YASEMIN ÇAKIR (KURDISTAN TURC)


«Lorsque tu te retrouves sur l’océan, la réalité te rattrape.»

Je me nomme Sana. Je suis né en Guinée, à Conakry. J’y ai vécu de nombreuses années. J’avais deux frères, je suis jumeau de trois. L’un est mort en bas âge, et j’ai perdu le second en 2012 lors de manifestations politiques.

Je me débrouillais bien en Guinée, je vivais bien et j’avais une belle vie. Mais je ne sais pas si beaucoup d’entre vous connaissent la Guinée. Pendant les élections présidentielles de 2010, les conflits entre les différentes ethnies et la politique visant à diviser pour régner m’ont fait beaucoup souffrir. Je me débrouillais en travaillant dans des magasins. J’ai fait quelques études – pas des études universitaires –, mais je donnais un cours de mathématiques dans un lycée.

Puis j’ai perdu mon papa, et ensuite mon frère jumeau. Ma maman a voulu me sauver. Elle voulait que je quitte le pays, pour que je sois en sécurité. Elle m’a «lancé» dans un bateau.

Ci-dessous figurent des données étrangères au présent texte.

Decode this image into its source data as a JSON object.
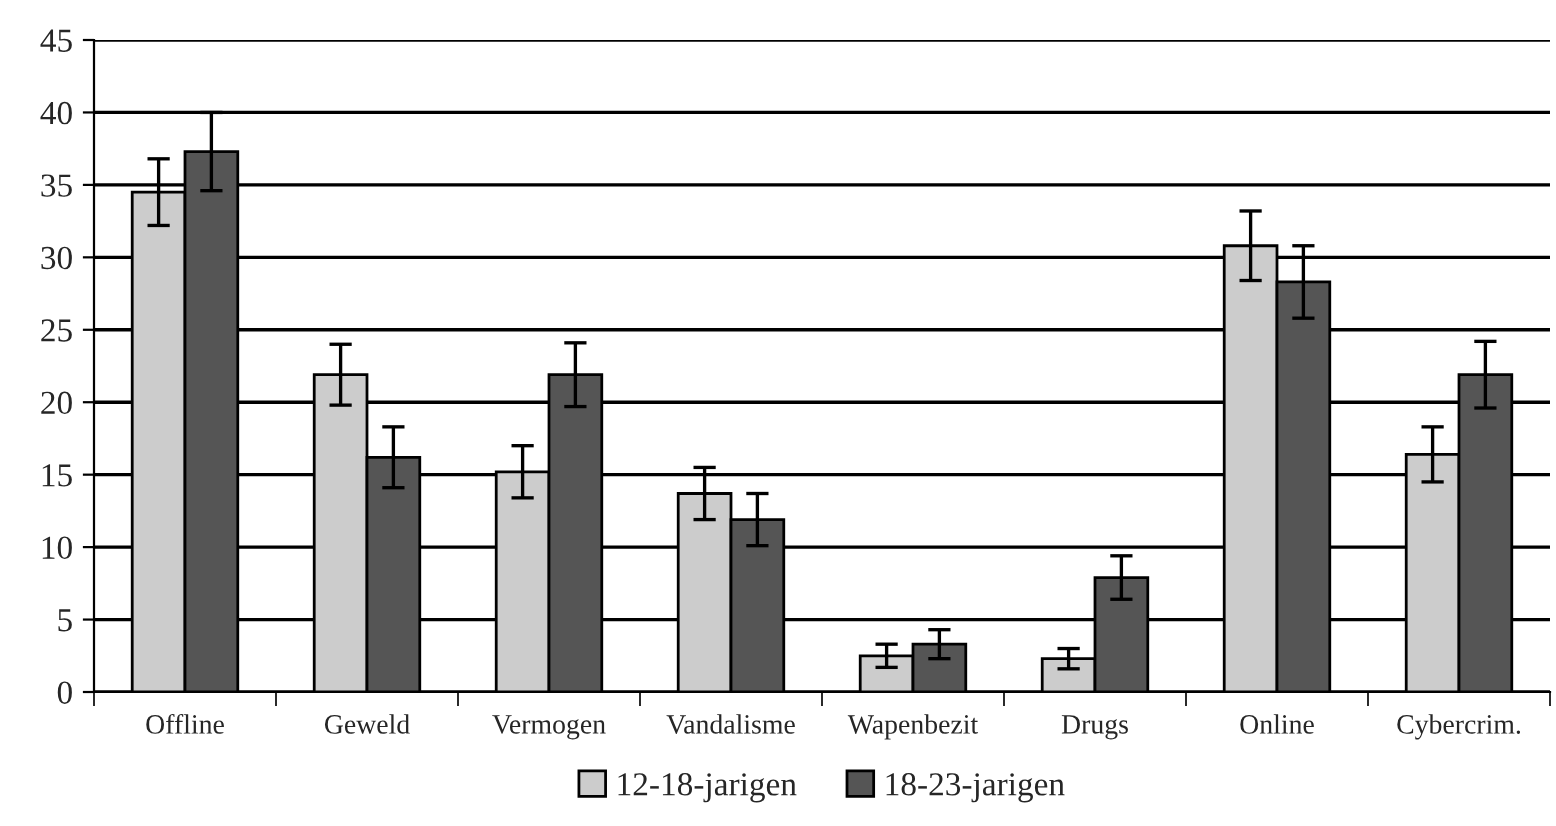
{
  "chart_data": {
    "type": "bar",
    "categories": [
      "Offline",
      "Geweld",
      "Vermogen",
      "Vandalisme",
      "Wapenbezit",
      "Drugs",
      "Online",
      "Cybercrim."
    ],
    "series": [
      {
        "name": "12-18-jarigen",
        "color": "#cccccc",
        "values": [
          34.5,
          21.9,
          15.2,
          13.7,
          2.5,
          2.3,
          30.8,
          16.4
        ],
        "errors": [
          2.3,
          2.1,
          1.8,
          1.8,
          0.8,
          0.7,
          2.4,
          1.9
        ]
      },
      {
        "name": "18-23-jarigen",
        "color": "#555555",
        "values": [
          37.3,
          16.2,
          21.9,
          11.9,
          3.3,
          7.9,
          28.3,
          21.9
        ],
        "errors": [
          2.7,
          2.1,
          2.2,
          1.8,
          1.0,
          1.5,
          2.5,
          2.3
        ]
      }
    ],
    "ylim": [
      0,
      45
    ],
    "yticks": [
      0,
      5,
      10,
      15,
      20,
      25,
      30,
      35,
      40,
      45
    ],
    "grid": "y",
    "legend": "bottom"
  }
}
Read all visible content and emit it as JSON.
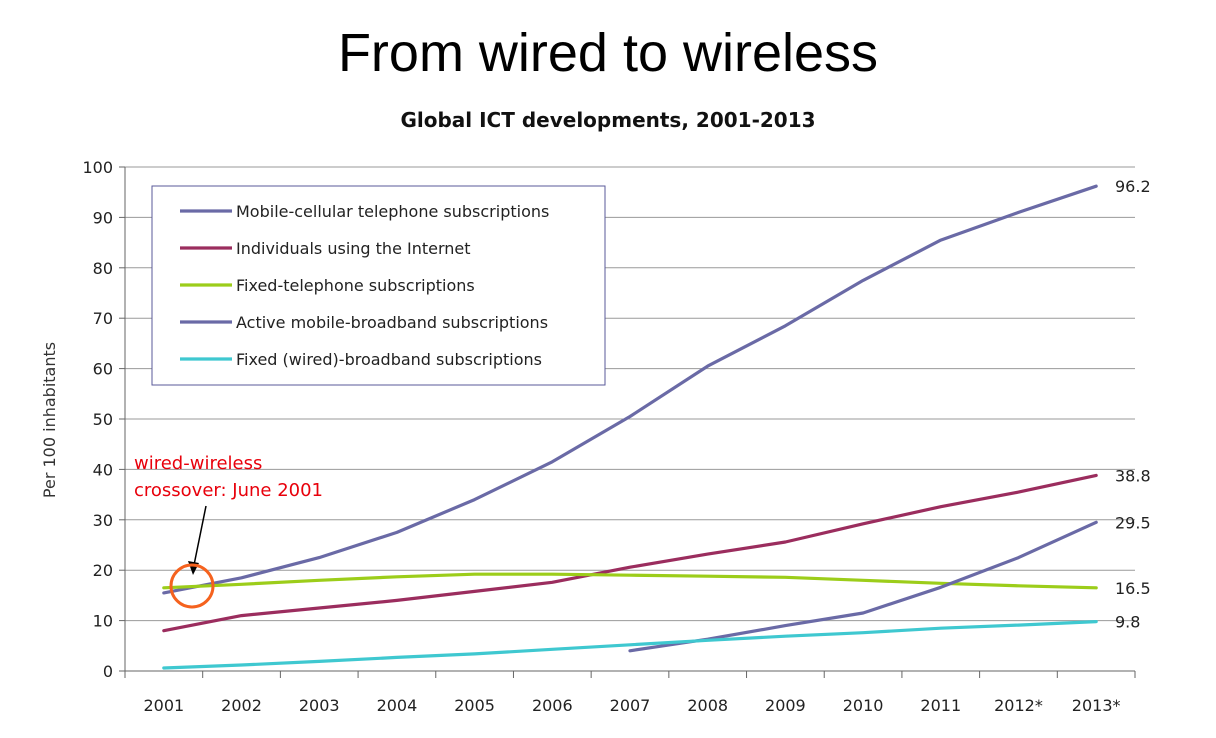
{
  "slide": {
    "title": "From wired to wireless"
  },
  "annotation": {
    "lines": [
      "wired-wireless",
      "crossover: June 2001"
    ],
    "color": "#e8000b",
    "circle_color": "#f5621e"
  },
  "chart_data": {
    "type": "line",
    "title": "Global ICT developments, 2001-2013",
    "xlabel": "",
    "ylabel": "Per 100 inhabitants",
    "ylim": [
      0,
      100
    ],
    "yticks": [
      0,
      10,
      20,
      30,
      40,
      50,
      60,
      70,
      80,
      90,
      100
    ],
    "categories": [
      "2001",
      "2002",
      "2003",
      "2004",
      "2005",
      "2006",
      "2007",
      "2008",
      "2009",
      "2010",
      "2011",
      "2012*",
      "2013*"
    ],
    "grid": true,
    "legend_position": "top-left",
    "series": [
      {
        "name": "Mobile-cellular telephone subscriptions",
        "color": "#6a6aa6",
        "values": [
          15.5,
          18.5,
          22.5,
          27.5,
          34.0,
          41.5,
          50.5,
          60.5,
          68.5,
          77.5,
          85.5,
          91.0,
          96.2
        ],
        "end_label": "96.2"
      },
      {
        "name": "Individuals using the Internet",
        "color": "#9b2d5e",
        "values": [
          8.0,
          11.0,
          12.5,
          14.0,
          15.8,
          17.6,
          20.6,
          23.2,
          25.6,
          29.2,
          32.6,
          35.5,
          38.8
        ],
        "end_label": "38.8"
      },
      {
        "name": "Fixed-telephone subscriptions",
        "color": "#9ccd1a",
        "values": [
          16.5,
          17.2,
          18.0,
          18.7,
          19.2,
          19.2,
          19.0,
          18.8,
          18.6,
          18.0,
          17.4,
          16.9,
          16.5
        ],
        "end_label": "16.5"
      },
      {
        "name": "Active mobile-broadband subscriptions",
        "color": "#6a6aa6",
        "values": [
          null,
          null,
          null,
          null,
          null,
          null,
          4.0,
          6.3,
          9.0,
          11.5,
          16.6,
          22.5,
          29.5
        ],
        "end_label": "29.5"
      },
      {
        "name": "Fixed (wired)-broadband subscriptions",
        "color": "#3fc8d0",
        "values": [
          0.6,
          1.2,
          1.9,
          2.7,
          3.4,
          4.3,
          5.2,
          6.1,
          6.9,
          7.6,
          8.5,
          9.1,
          9.8
        ],
        "end_label": "9.8"
      }
    ]
  }
}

C’est pourquoi je connais l’océan, oui l’océan. Quand on parle de l’océan, si c’est les images que tu regardes à la télé, tu ne sais rien. Lorsque tu te retrouves sur l’océan, la réalité te rattrape. L’océan est différent de ce que l’on t’en raconte, il est différent des fleuves ou des lacs. J’ai vécu ce que l’on montre des océans, de la façon dont les gens le traversent. Je n’ai jamais vraiment souhaité traverser ces océans, mais je l’ai fait pour sauver ma vie.

Arrivé en Europe, je me sentais protégé, à cause des droits humains. J’aime beaucoup ces gens qui se battent pour l’être humain, pour les droits humains. C’est nécessaire. Parce que sinon tout peut arriver. Aujourd’hui c’est moi, demain c’est qui?

Je sais depuis combien de temps je suis là, comment je vis, je suis même passé en prison une fois. Mais comment raconter cela à ma maman? Et comment la joindre, si elle-même s’est déplacée pour protéger sa vie? J’ai passé ici presque 7 mois sans avoir d’appel d’elle, ou que moi je puisse l’appeler, c’était impossible.
Maintenant les choses s’empirent, parce qu’on parle de maladies [ébola]. Beaucoup ont peur.

Peut-être, si Dieu le veut un jour aussi, tout ceci ne sera plus que des souvenirs pour moi. J’espère un jour retourner dans mon pays. Car si la stabilité revient dans mon pays, je préfèrerais partir. Je demanderais même que l’on m’aide à rentrer, parce que c’est le pays que je connais et où j’ai grandi.